きもののお話 四君子文様

着物や帯には様々な文様が表現されています。

その中に『吉祥文様』(きっしょうもんよう)という、「おめでたいしるし」という意味を総称したものがあります。

今回は『吉祥文様』の中の一つ、『四君子文様』(しくんしもんよう)についてお伝えします。

『四君子文様』とは、梅・菊・蘭・竹の4つの植物を組み合わせた物です。

君子とは、古代の中国で「徳が高い人格者で、清らかで高潔な優れた人」のことを言いました。
梅・菊・蘭・竹、それぞれが君子を思わせる佇まい・風格を持つことから、四君子という柄として好まれるようになったのです。

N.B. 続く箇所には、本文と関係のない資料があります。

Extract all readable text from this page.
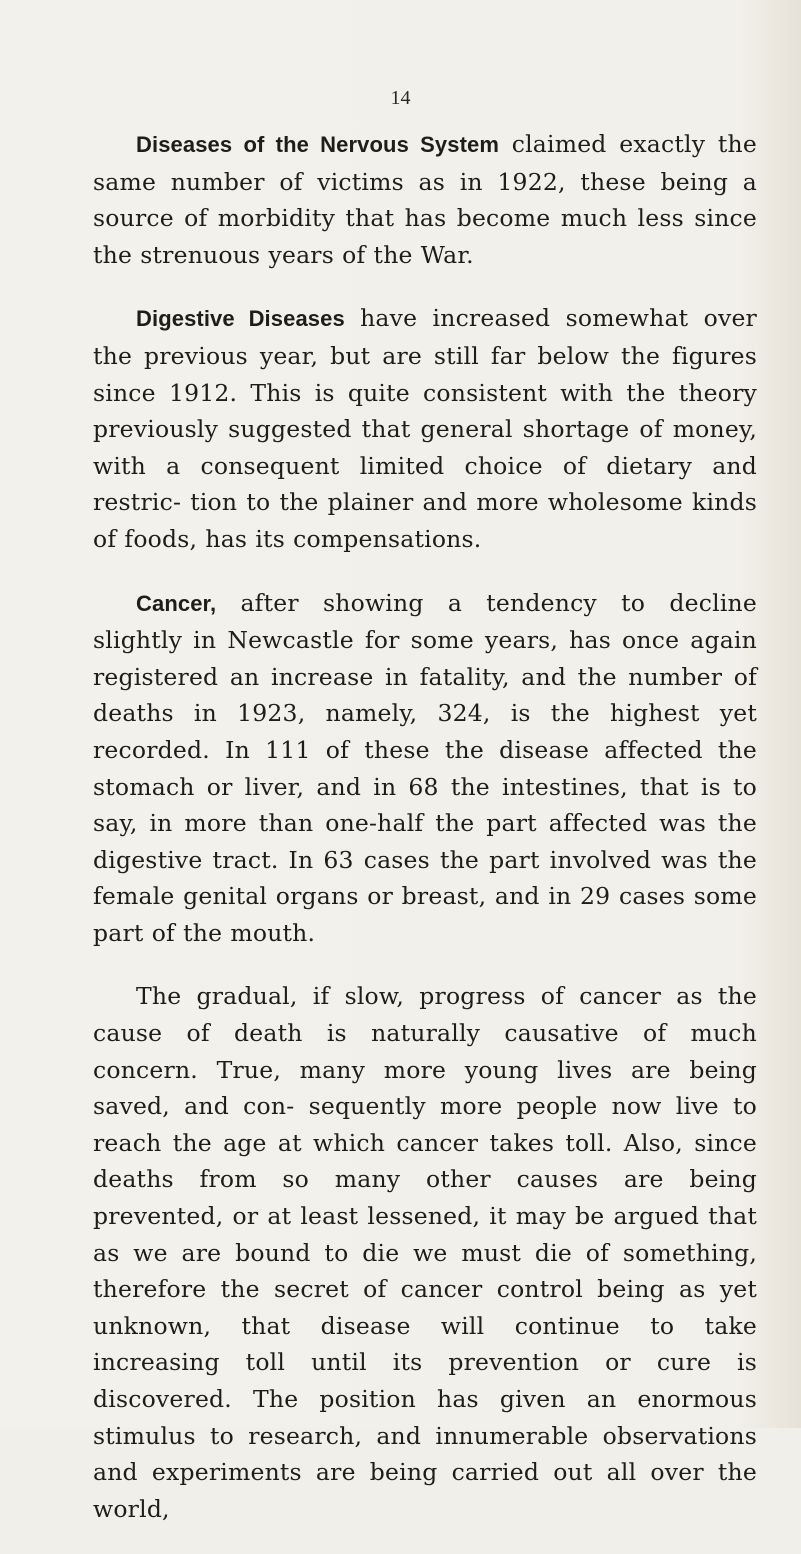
14

Diseases of the Nervous System claimed exactly the same number of victims as in 1922, these being a source of morbidity that has become much less since the strenuous years of the War.

Digestive Diseases have increased somewhat over the previous year, but are still far below the figures since 1912. This is quite consistent with the theory previously suggested that general shortage of money, with a consequent limited choice of dietary and restric- tion to the plainer and more wholesome kinds of foods, has its compensations.

Cancer, after showing a tendency to decline slightly in Newcastle for some years, has once again registered an increase in fatality, and the number of deaths in 1923, namely, 324, is the highest yet recorded. In 111 of these the disease affected the stomach or liver, and in 68 the intestines, that is to say, in more than one-half the part affected was the digestive tract. In 63 cases the part involved was the female genital organs or breast, and in 29 cases some part of the mouth.

The gradual, if slow, progress of cancer as the cause of death is naturally causative of much concern. True, many more young lives are being saved, and con- sequently more people now live to reach the age at which cancer takes toll. Also, since deaths from so many other causes are being prevented, or at least lessened, it may be argued that as we are bound to die we must die of something, therefore the secret of cancer control being as yet unknown, that disease will continue to take increasing toll until its prevention or cure is discovered. The position has given an enormous stimulus to research, and innumerable observations and experiments are being carried out all over the world,
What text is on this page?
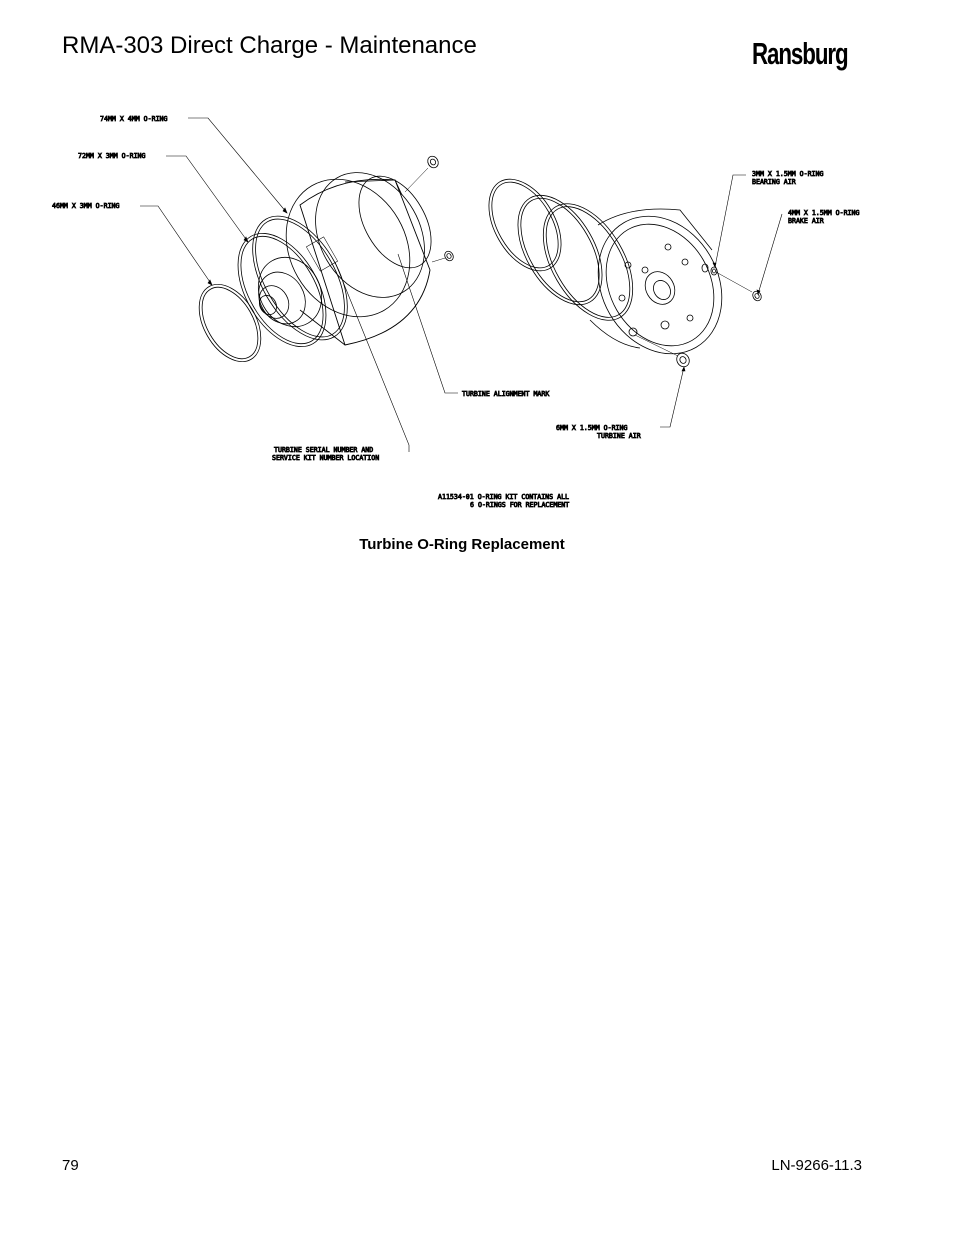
RMA-303 Direct Charge - Maintenance	Ransburg
74MM X 4MM O-RING
72MM X 3MM O-RING
46MM X 3MM O-RING
3MM X 1.5MM O-RING
BEARING AIR
4MM X 1.5MM O-RING
BRAKE AIR
TURBINE ALIGNMENT MARK
TURBINE SERIAL NUMBER AND
SERVICE KIT NUMBER LOCATION
6MM X 1.5MM O-RING
TURBINE AIR
A11534-01 O-RING KIT CONTAINS ALL
6 O-RINGS FOR REPLACEMENT
Turbine O-Ring Replacement
79	LN-9266-11.3
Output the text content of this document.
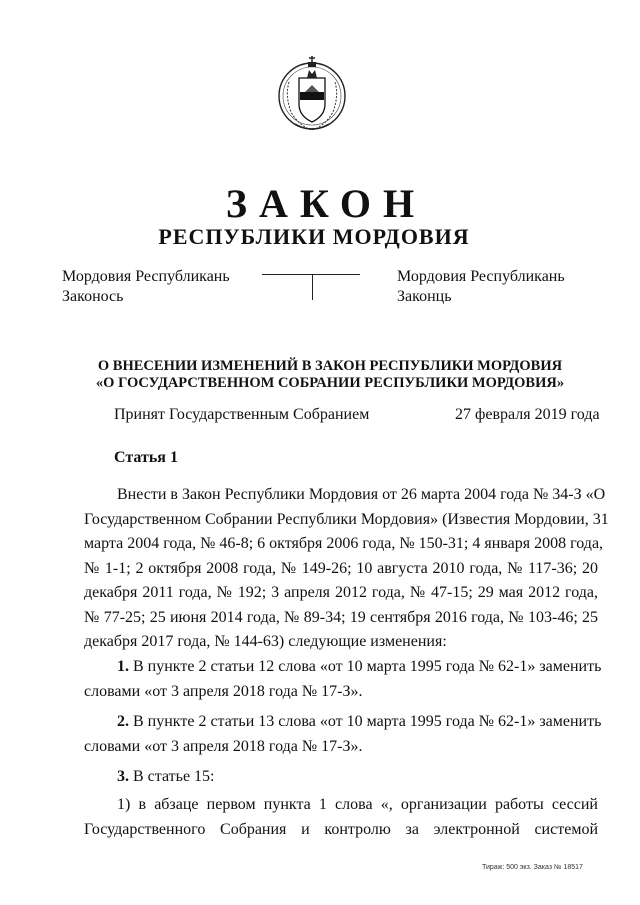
ЗАКОН
РЕСПУБЛИКИ МОРДОВИЯ
Мордовия Республикань
Законось
Мордовия Республикань
Законць
О ВНЕСЕНИИ ИЗМЕНЕНИЙ В ЗАКОН РЕСПУБЛИКИ МОРДОВИЯ
«О ГОСУДАРСТВЕННОМ СОБРАНИИ РЕСПУБЛИКИ МОРДОВИЯ»
Принят Государственным Собранием	27 февраля 2019 года
Статья 1
Внести в Закон Республики Мордовия от 26 марта 2004 года № 34-З «О
Государственном Собрании Республики Мордовия» (Известия Мордовии, 31
марта 2004 года, № 46-8; 6 октября 2006 года, № 150-31; 4 января 2008 года,
№ 1-1; 2 октября 2008 года, № 149-26; 10 августа 2010 года, № 117-36; 20
декабря 2011 года, № 192; 3 апреля 2012 года, № 47-15; 29 мая 2012 года,
№ 77-25; 25 июня 2014 года, № 89-34; 19 сентября 2016 года, № 103-46; 25
декабря 2017 года, № 144-63) следующие изменения:
1. В пункте 2 статьи 12 слова «от 10 марта 1995 года № 62-1» заменить
словами «от 3 апреля 2018 года № 17-З».
2. В пункте 2 статьи 13 слова «от 10 марта 1995 года № 62-1» заменить
словами «от 3 апреля 2018 года № 17-З».
3. В статье 15:
1) в абзаце первом пункта 1 слова «, организации работы сессий
Государственного Собрания и контролю за электронной системой
Тираж: 500 экз. Заказ № 18517
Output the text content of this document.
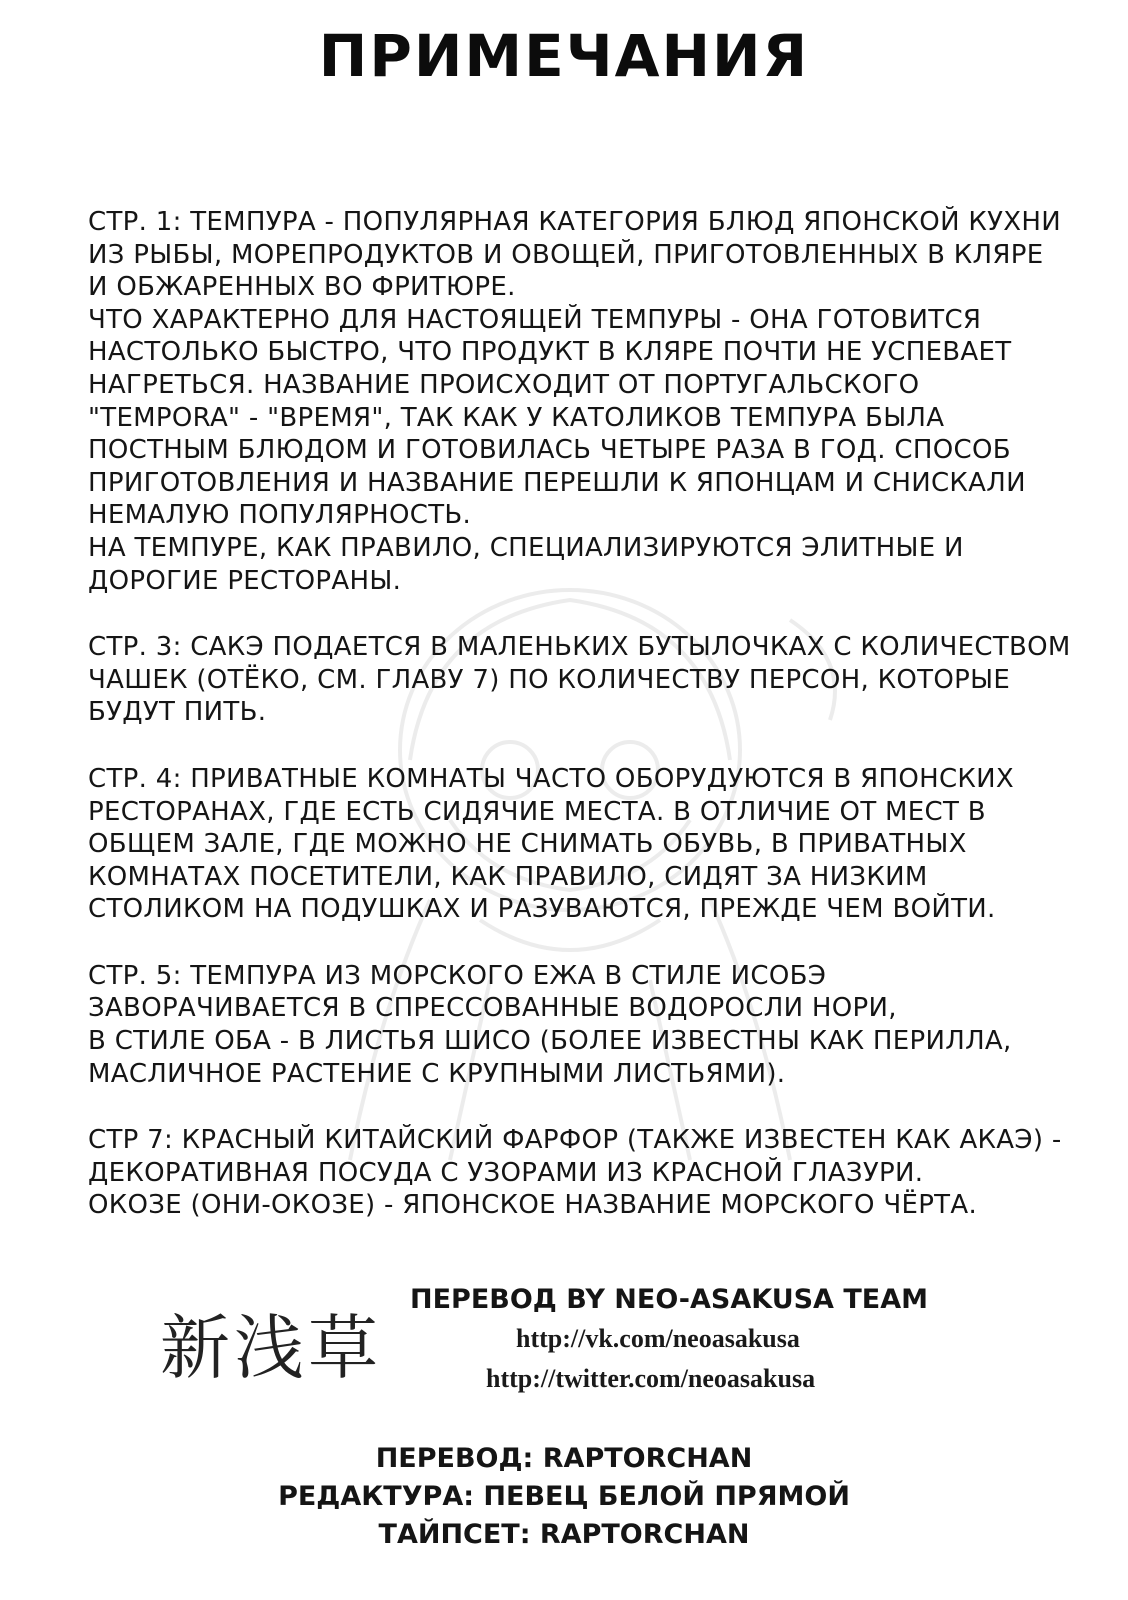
ПРИМЕЧАНИЯ
СТР. 1: ТЕМПУРА - ПОПУЛЯРНАЯ КАТЕГОРИЯ БЛЮД ЯПОНСКОЙ КУХНИ
ИЗ РЫБЫ, МОРЕПРОДУКТОВ И ОВОЩЕЙ, ПРИГОТОВЛЕННЫХ В КЛЯРЕ
И ОБЖАРЕННЫХ ВО ФРИТЮРЕ.
ЧТО ХАРАКТЕРНО ДЛЯ НАСТОЯЩЕЙ ТЕМПУРЫ - ОНА ГОТОВИТСЯ
НАСТОЛЬКО БЫСТРО, ЧТО ПРОДУКТ В КЛЯРЕ ПОЧТИ НЕ УСПЕВАЕТ
НАГРЕТЬСЯ. НАЗВАНИЕ ПРОИСХОДИТ ОТ ПОРТУГАЛЬСКОГО
"TEMPORA" - "ВРЕМЯ", ТАК КАК У КАТОЛИКОВ ТЕМПУРА БЫЛА
ПОСТНЫМ БЛЮДОМ И ГОТОВИЛАСЬ ЧЕТЫРЕ РАЗА В ГОД. СПОСОБ
ПРИГОТОВЛЕНИЯ И НАЗВАНИЕ ПЕРЕШЛИ К ЯПОНЦАМ И СНИСКАЛИ
НЕМАЛУЮ ПОПУЛЯРНОСТЬ.
НА ТЕМПУРЕ, КАК ПРАВИЛО, СПЕЦИАЛИЗИРУЮТСЯ ЭЛИТНЫЕ И
ДОРОГИЕ РЕСТОРАНЫ.
СТР. 3: САКЭ ПОДАЕТСЯ В МАЛЕНЬКИХ БУТЫЛОЧКАХ С КОЛИЧЕСТВОМ
ЧАШЕК (ОТЁКО, СМ. ГЛАВУ 7) ПО КОЛИЧЕСТВУ ПЕРСОН, КОТОРЫЕ
БУДУТ ПИТЬ.
СТР. 4: ПРИВАТНЫЕ КОМНАТЫ ЧАСТО ОБОРУДУЮТСЯ В ЯПОНСКИХ
РЕСТОРАНАХ, ГДЕ ЕСТЬ СИДЯЧИЕ МЕСТА. В ОТЛИЧИЕ ОТ МЕСТ В
ОБЩЕМ ЗАЛЕ, ГДЕ МОЖНО НЕ СНИМАТЬ ОБУВЬ, В ПРИВАТНЫХ
КОМНАТАХ ПОСЕТИТЕЛИ, КАК ПРАВИЛО, СИДЯТ ЗА НИЗКИМ
СТОЛИКОМ НА ПОДУШКАХ И РАЗУВАЮТСЯ, ПРЕЖДЕ ЧЕМ ВОЙТИ.
СТР. 5: ТЕМПУРА ИЗ МОРСКОГО ЕЖА В СТИЛЕ ИСОБЭ
ЗАВОРАЧИВАЕТСЯ В СПРЕССОВАННЫЕ ВОДОРОСЛИ НОРИ,
В СТИЛЕ ОБА - В ЛИСТЬЯ ШИСО (БОЛЕЕ ИЗВЕСТНЫ КАК ПЕРИЛЛА,
МАСЛИЧНОЕ РАСТЕНИЕ С КРУПНЫМИ ЛИСТЬЯМИ).
СТР 7: КРАСНЫЙ КИТАЙСКИЙ ФАРФОР (ТАКЖЕ ИЗВЕСТЕН КАК АКАЭ) -
ДЕКОРАТИВНАЯ ПОСУДА С УЗОРАМИ ИЗ КРАСНОЙ ГЛАЗУРИ.
ОКОЗЕ (ОНИ-ОКОЗЕ) - ЯПОНСКОЕ НАЗВАНИЕ МОРСКОГО ЧЁРТА.
新浅草
ПЕРЕВОД BY NEO-ASAKUSA TEAM
http://vk.com/neoasakusa
http://twitter.com/neoasakusa
ПЕРЕВОД: RAPTORCHAN
РЕДАКТУРА: ПЕВЕЦ БЕЛОЙ ПРЯМОЙ
ТАЙПСЕТ: RAPTORCHAN
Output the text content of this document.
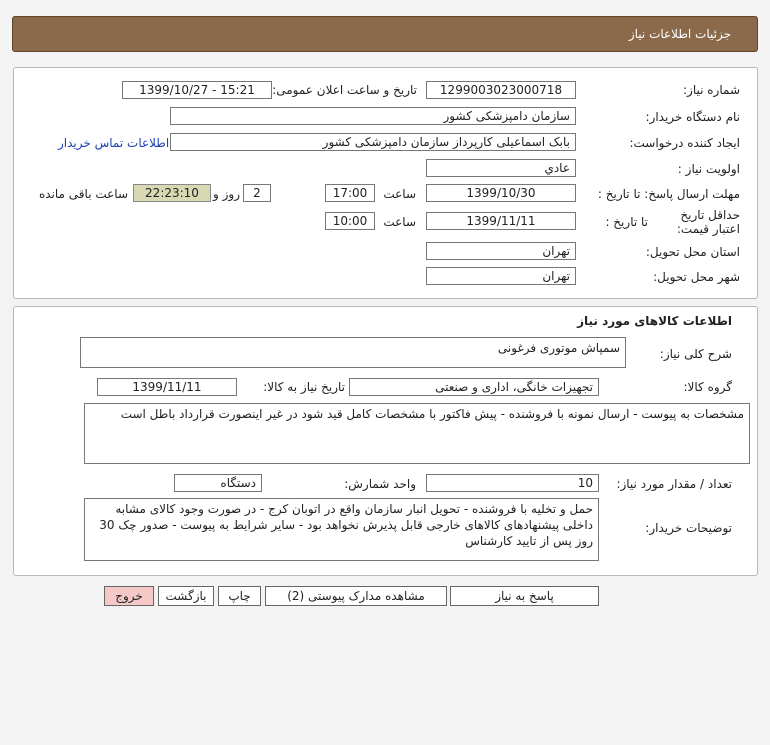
جزئیات اطلاعات نیاز
شماره نیاز:
1299003023000718
تاریخ و ساعت اعلان عمومی:
1399/10/27 - 15:21
نام دستگاه خریدار:
سازمان دامپزشکی کشور
ایجاد کننده درخواست:
بابک اسماعیلی کارپرداز سازمان دامپزشکی کشور
اطلاعات تماس خریدار
اولویت نیاز :
عادي
مهلت ارسال پاسخ: تا تاریخ :
1399/10/30
ساعت
17:00
2
روز و
22:23:10
ساعت باقی مانده
حداقل تاریخ اعتبار قیمت:
تا تاریخ :
1399/11/11
ساعت
10:00
استان محل تحویل:
تهران
شهر محل تحویل:
تهران
اطلاعات کالاهای مورد نیاز
شرح کلی نیاز:
سمپاش موتوری فرغونی
گروه کالا:
تجهیزات خانگی، اداری و صنعتی
تاریخ نیاز به کالا:
1399/11/11
مشخصات به پیوست - ارسال نمونه با فروشنده - پیش فاکتور با مشخصات کامل قید شود در غیر اینصورت قرارداد باطل است
تعداد / مقدار مورد نیاز:
10
واحد شمارش:
دستگاه
توضیحات خریدار:
حمل و تخلیه با فروشنده - تحویل انبار سازمان واقع در اتوبان کرج - در صورت وجود کالای مشابه داخلی پیشنهادهای کالاهای خارجی قابل پذیرش نخواهد بود - سایر شرایط به پیوست - صدور چک 30 روز پس از تایید کارشناس
پاسخ به نیاز
مشاهده مدارک پیوستی (2)
چاپ
بازگشت
خروج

それが中国から日本に伝わり、江戸時代には文人が好んだことで様々な物の絵柄に使われるようになり、吉祥文様として扱われるようになりました。

【梅】
冬の厳しい寒さの中にありながら、他の花に先駆けて春に咲く強い花です。
高貴な香りも好まれています。
松・竹と共に「歳寒の三友」として『松竹梅』の文様にも使われます。

【菊】
長寿を象徴する代表的な植物です。
肌寒さが増す秋に、美しく凛々しい花を咲かせます。
桜と共に日本を代表する花
です。

【蘭】
ほのかな香りと気品のある花を咲かせます。
控えめに咲く姿が「善人蘭の如し」と例えられます。

【竹】
一年を通して青々として曲がらずまっすぐに伸び、中が空洞になっていることは、内に抱えている悪い気持ちがなく裏表のないまっすぐな心を意味します。

四君子文様は控えめに表現されることが多く、日本人の奥ゆかしさを象徴する文様とも言われます。